Aides to GNP frontrunner Lee call for probe into 'fabricated' documents
A messy blame game is rising among the government and two Grand National Party presidential hopefuls over an allegedly manipulated government report on frontrunner Lee Myung-bak's key campaign pledge to build a cross-country canal system.
Construction Minister Lee Yong-seop yesterday unveiled the original 9-page report containing an objective assessment of the economic feasibility of the canal plan. Lee raised allegations that another version of the report unveiled to the media last week may have been produced by Lee's camp to arouse public attention to the project.
The 37-page report stirred controversy due to its bitterly critical arguments that Lee confidants claimed to be intended to damage Lee's flagship campaign pledge.
The minister said he will request police investigation to find out who cooked up the report.
Lee's campaign office immediately called for dismissal of the construction minister and a parliamentary investigation into the government report.
It claimed that the report unveiled yesterday was also fabricated in response to the more controversial one.
Lee's aides suspect that Cheong Wa Dae is pulling the strings in the dispute to attack the most popular presidential candidate, and that Lee's main rival Park Geun-hye's aides may have delivered it to the media.
The National Election Commission said yesterday it would begin an investigation into the report immediately.
"We are planning to confirm why and how the report was made and whether there were intentions to influence elections," said an official of the NEC.
The extensive report was disclosed to the media earlier this month, but the source is still unknown. The report was said to be produced by government agencies including Korea Water Corp. to verify the economic viability of Lee's canal plan.
The dispute first broke out Monday after the Construction Minister told a parliamentary panel that he had never seen the 37-page report disclosed to the public and that the original report was only nine pages.
Amid accusations that Cheong Wa Dae had fabricated the original report to undermine the presidential candidate, Minister Lee submitted the nine-page report to the National Assembly late Tuesday night.
But the second report turned out to be no different in content from the previous report, fanning up suspicions that the minister changed the report to hide Cheong Wa Dae's former fabrication.
Lee's pledge to build a cross-country canal has been emerging as a key issue ahead of the December elections with his foes ratcheting up attacks on the proposal.
"There is a high possibility that the Construction Ministry fabricated the report again as part of Cheong Wa Dae's 'kill Lee Myung-bak' plan," said Park Hyong-joon, spokesperson for the former Seoul Mayor Lee.
"Minister Lee should be dismissed for making false statements to the parliament and deceiving the public. He is no longer eligible as a member of the Cabinet," Park added. "Cheong Wa Dae will deny its involvement in the report, but the truth should be unveiled through a parliamentary investigation."

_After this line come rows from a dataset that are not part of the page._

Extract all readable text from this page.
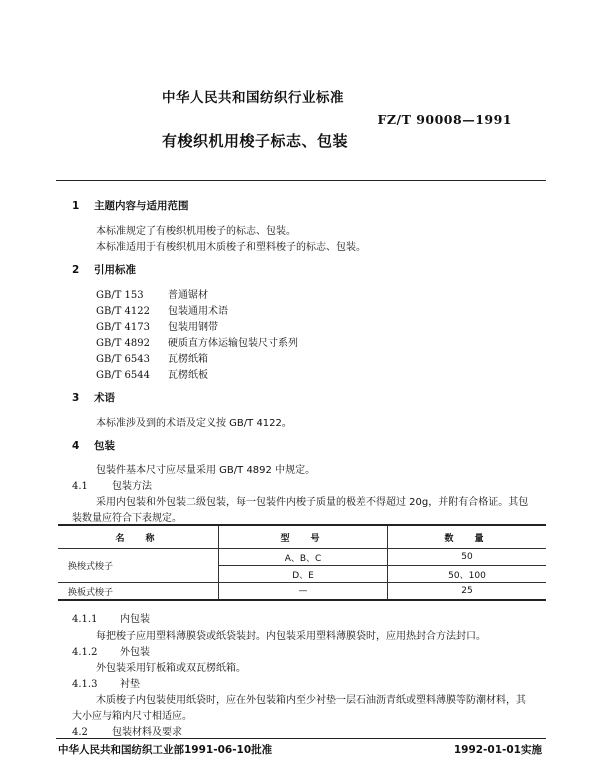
中华人民共和国纺织行业标准
FZ/T 90008—1991
有梭织机用梭子标志、包装
1 主题内容与适用范围
本标准规定了有梭织机用梭子的标志、包装。
本标准适用于有梭织机用木质梭子和塑料梭子的标志、包装。
2 引用标准
GB/T 153 普通锯材
GB/T 4122 包装通用术语
GB/T 4173 包装用钢带
GB/T 4892 硬质直方体运输包装尺寸系列
GB/T 6543 瓦楞纸箱
GB/T 6544 瓦楞纸板
3 术语
本标准涉及到的术语及定义按 GB/T 4122。
4 包装
包装件基本尺寸应尽量采用 GB/T 4892 中规定。
4.1 包装方法
采用内包装和外包装二级包装，每一包装件内梭子质量的极差不得超过 20g，并附有合格证。其包
装数量应符合下表规定。
名　称	型　号	数　量
换梭式梭子	A、B、C	50
	D、E	50、100
换板式梭子	—	25
4.1.1 内包装
每把梭子应用塑料薄膜袋或纸袋装封。内包装采用塑料薄膜袋时，应用热封合方法封口。
4.1.2 外包装
外包装采用钉板箱或双瓦楞纸箱。
4.1.3 衬垫
木质梭子内包装使用纸袋时，应在外包装箱内至少衬垫一层石油沥青纸或塑料薄膜等防潮材料，其
大小应与箱内尺寸相适应。
4.2 包装材料及要求
中华人民共和国纺织工业部1991-06-10批准	1992-01-01实施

Lee's camp had previously accused the president of ordering related agencies to produce a negative report on the canal plan, citing reference to a "VIP" who questioned the plausibility of the canal to Uri Party members. This message was allegedly included in the government report on the canal.
Construction Minister Lee denied accusations through a briefing yesterday.
"It is out of the question to fabricate a government document. I have asked the National Police Agency to investigate the case to find out who made the 37-page report and how it had leaked to media," he said.
Minister Lee has been claiming that Lee Myung-bak may have deliberately leaked the 37-page report to bring media spotlight on his canal project.
Apart from the number of pages, the two reports are similar with only slight differences in the estimated business expenses, environmental effects and transportation time.
The nine-page "original" report states that it was produced by the ministry's water resources planning bureau, while the 37-page report says that it was made by a taskforce team. But even the fonts used in the two reports are the same.
Several government officials will face legal charges if either of the reports was made to influence public consensus on Lee's canal plan, as it violates the public servants' obligation to preserve political neutrality.
Lee's project, dubbed the Pan-Korea Grand Waterway, would be 3,100 kilometers long, comprise 17 routes and cross all over South Korea.
The longest canal would be the Gyeongbu Canal, or Seoul-Busan Canal, which would link the Han River in Seoul to the Nakdong River in the southeastern port city of Busan. Construction of the Gyeongbu Canal would take four years and cost 14.1 trillion won ($15.2 billion).
President Roh Moo-hyun has denounced the project as an "empty pledge without a strategy," reasoning that it is economically inefficient and harmful to the environment.